How to Make To-Do Lists Work for You.

By Will Newman

To-do lists are effective time-management tools – but only if they’re easy to use. Here are six strategies for making your to-do lists work hard for you.

1. Keep it simple.

Whether you use a computer-based to-do list or a paper tablet, it must be simple. If it’s too complex, you won’t use it… guaranteed. I keep my to-do lists on a 5″ x 7″ paper tablet. I list “major” tasks to be accomplished, with big sub-steps underneath each one. For example, “Edit The Golden Thread e-letter for AWAI” is a major task of mine. “Write main article,” “write Quick Tip,” and “write Introduction” are big sub-steps.

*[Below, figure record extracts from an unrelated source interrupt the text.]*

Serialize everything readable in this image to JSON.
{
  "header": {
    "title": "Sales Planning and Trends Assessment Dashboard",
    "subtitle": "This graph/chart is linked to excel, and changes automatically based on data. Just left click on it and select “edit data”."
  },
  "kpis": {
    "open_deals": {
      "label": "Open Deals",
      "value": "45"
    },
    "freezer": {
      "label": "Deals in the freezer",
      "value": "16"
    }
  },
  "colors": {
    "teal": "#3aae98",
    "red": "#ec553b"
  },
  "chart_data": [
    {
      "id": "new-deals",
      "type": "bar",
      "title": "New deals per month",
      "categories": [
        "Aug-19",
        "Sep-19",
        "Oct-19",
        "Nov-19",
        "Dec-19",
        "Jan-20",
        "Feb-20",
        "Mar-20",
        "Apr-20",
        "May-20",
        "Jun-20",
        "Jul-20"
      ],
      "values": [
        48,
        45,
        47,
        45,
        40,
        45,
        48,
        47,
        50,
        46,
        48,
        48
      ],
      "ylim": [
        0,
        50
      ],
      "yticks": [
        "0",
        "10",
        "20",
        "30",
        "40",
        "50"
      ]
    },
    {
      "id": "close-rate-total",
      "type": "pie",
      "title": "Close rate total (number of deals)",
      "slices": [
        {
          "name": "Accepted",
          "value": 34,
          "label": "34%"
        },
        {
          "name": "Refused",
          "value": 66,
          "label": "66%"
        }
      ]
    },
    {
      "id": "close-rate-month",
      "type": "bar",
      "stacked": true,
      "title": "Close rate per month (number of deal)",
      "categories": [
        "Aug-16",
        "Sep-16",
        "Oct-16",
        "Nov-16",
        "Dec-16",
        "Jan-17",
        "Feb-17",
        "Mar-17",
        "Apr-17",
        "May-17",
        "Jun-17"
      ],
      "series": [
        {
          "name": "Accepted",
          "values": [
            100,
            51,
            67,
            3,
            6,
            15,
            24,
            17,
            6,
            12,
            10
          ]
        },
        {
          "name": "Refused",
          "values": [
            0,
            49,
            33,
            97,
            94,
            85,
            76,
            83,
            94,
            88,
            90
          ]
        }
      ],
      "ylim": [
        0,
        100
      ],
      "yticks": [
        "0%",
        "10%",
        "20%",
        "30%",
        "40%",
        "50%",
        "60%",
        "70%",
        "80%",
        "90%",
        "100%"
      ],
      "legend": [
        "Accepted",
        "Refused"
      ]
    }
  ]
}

Note: A major task is not necessarily one that takes a long time.

2. Limit yourself.

Small paper tablets work well, because there’s a limit to how much you can write on a page. I stick to a maximum of 10 tasks, all of which can be accomplished within a week of when I list them.

3. Set a due date – and stick to it.

Due dates help prioritize what you do and when. Do not work on tasks in the order in which you write them down. Jot down the due date beside each one, and do them in the order of their deadlines.

4. Use a dark marker to reinforce your feeling of accomplishment.

Cross off sub-steps as you complete them with a regular pen. Use a dark marker to cross off the major tasks. Boy, does it feel good!

5. Redo the list every workday.

Do it every evening. This gives you a clear idea of what you have to do before the end of the next day.

6. Add “pop-ups” to your list.

When something pops up during the day that has to be attended to (such as an important phone call), add it to your to-do list – even if you’ve already done it. Then cross it off. To-do lists not only tell you what you have to do, they can tell you if you’re using your time well.